É engraçado, cruelmente engraçado, como a presença da mulher orienta toda nossa emoção no decorrer da intriga. Alguns minutos antes dessa cena, a vemos entrar nesse ambiente pela primeira vez, contornando toda a dimensão da sala para acender continuamente três abajures que iluminarão o lugar (nenhum ângulo daria conta do poder que sua presença emana ao movimentar-se pelo cenário). Agora, passado o momento da violência, ela permanece acuada, impotente, cedendo ao próprio espaço o poder que outrora pertenceu ao seu corpo. E é dessa forma que seremos conduzidos até a última imagem de
Um Retrato de Mulher, num desequilíbrio entre os corpos e os soberbos espaços Languianos, desequilíbrio especular à própria alma de seus personagens, que pendem entre o crime e o castigo, sem nenhuma esperança de inocência.

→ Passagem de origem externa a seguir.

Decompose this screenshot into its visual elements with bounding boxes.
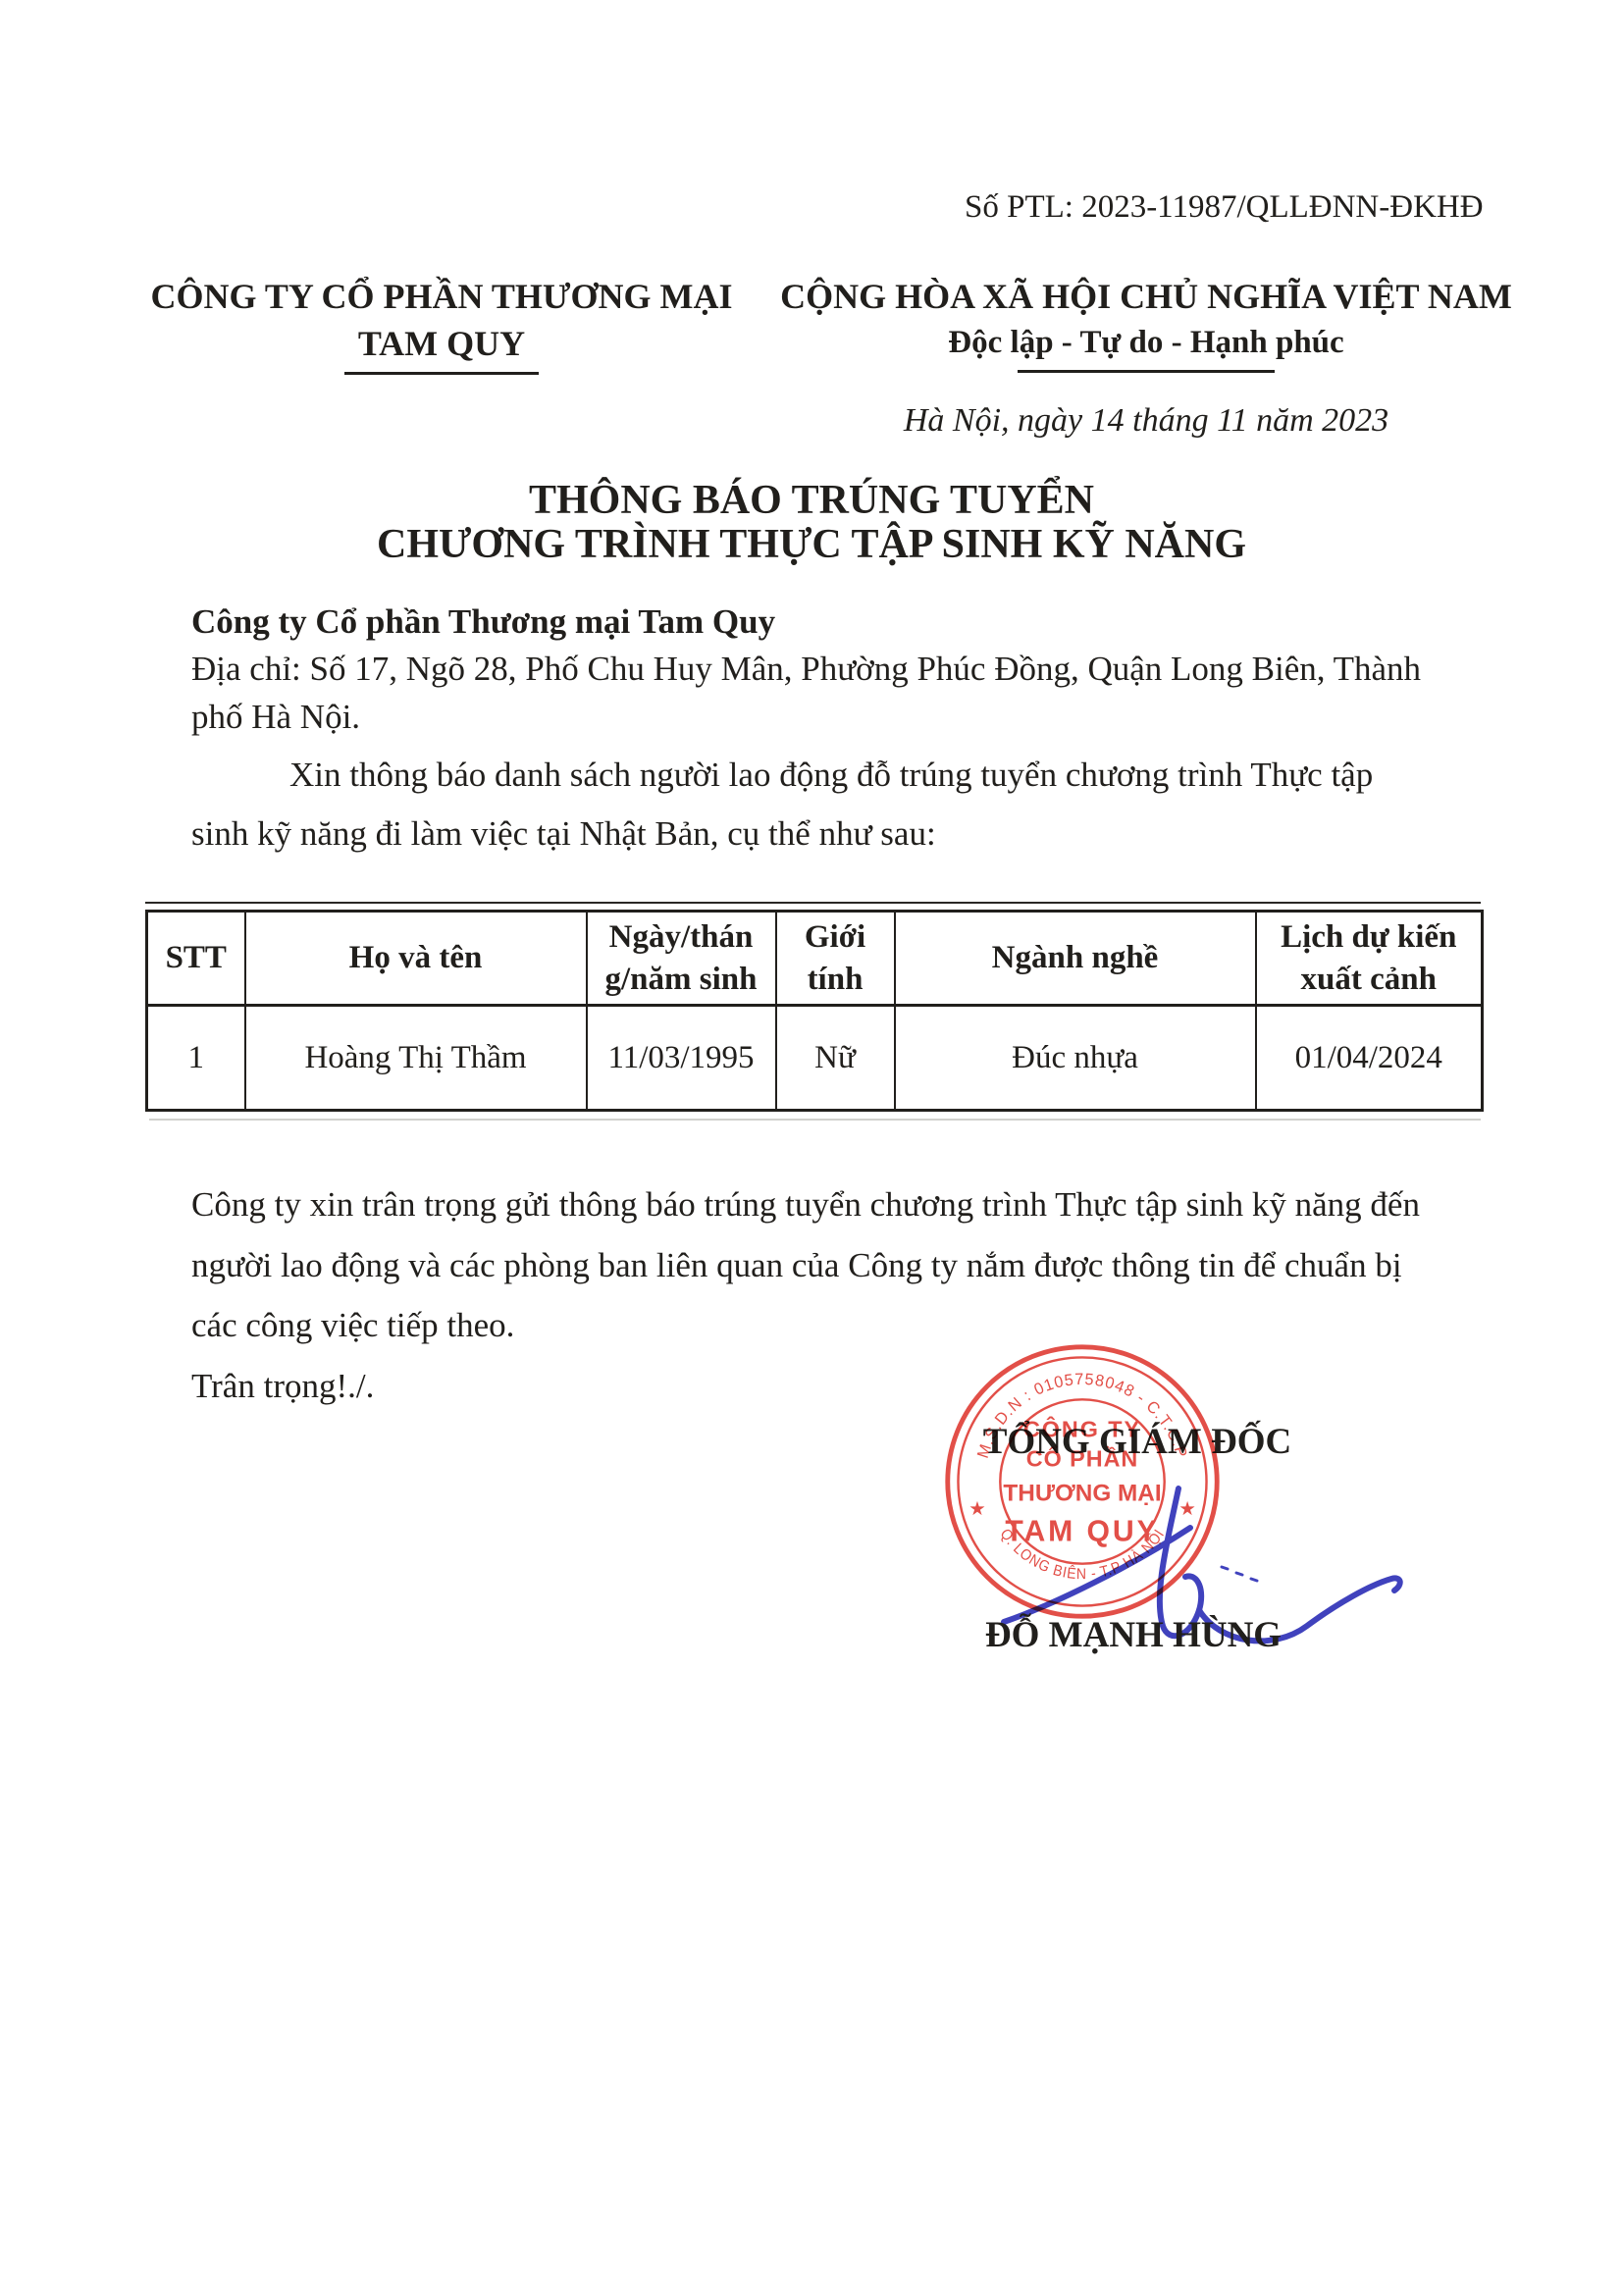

O labirinto da imagem, por nunca mostrar seu início e seu fim, ou seja, o ponto de contato entre o chão e a lareira, centraliza toda a configuração narrativa de
Um Retrato de Mulher, obra que parece mesmo ser desprovida de um início e um final, já que ambos são relegados a um segundo plano diante de todo o
entreato em que o filme vigorosamente se sustenta. Assim como nunca sabemos qual o caminho para o fim de um labirinto, a certeza de uma saída e de uma luz apaziguadora não é o objetivo de Fritz Lang, por mais que seu final tente nos enganar. Seus personagens, como nós, habitarão para sempre um entre-lugar que toca o sonho e o despertar, a ilusão e a realidade, comprovando a ambígua apreensão que o
Noir abstrai do mundo.
Sem tirar o pé da ilusão, ancoro-me nas palavras da profª e amiga Maria do Carmo Nino, quando ela afirma que “mesmo que sem dúvida haja uma angústia do labirinto, pode-se falar também do prazer da sensação de perda.
Existem labirintos que também são felizes.” O de Lang é um deles.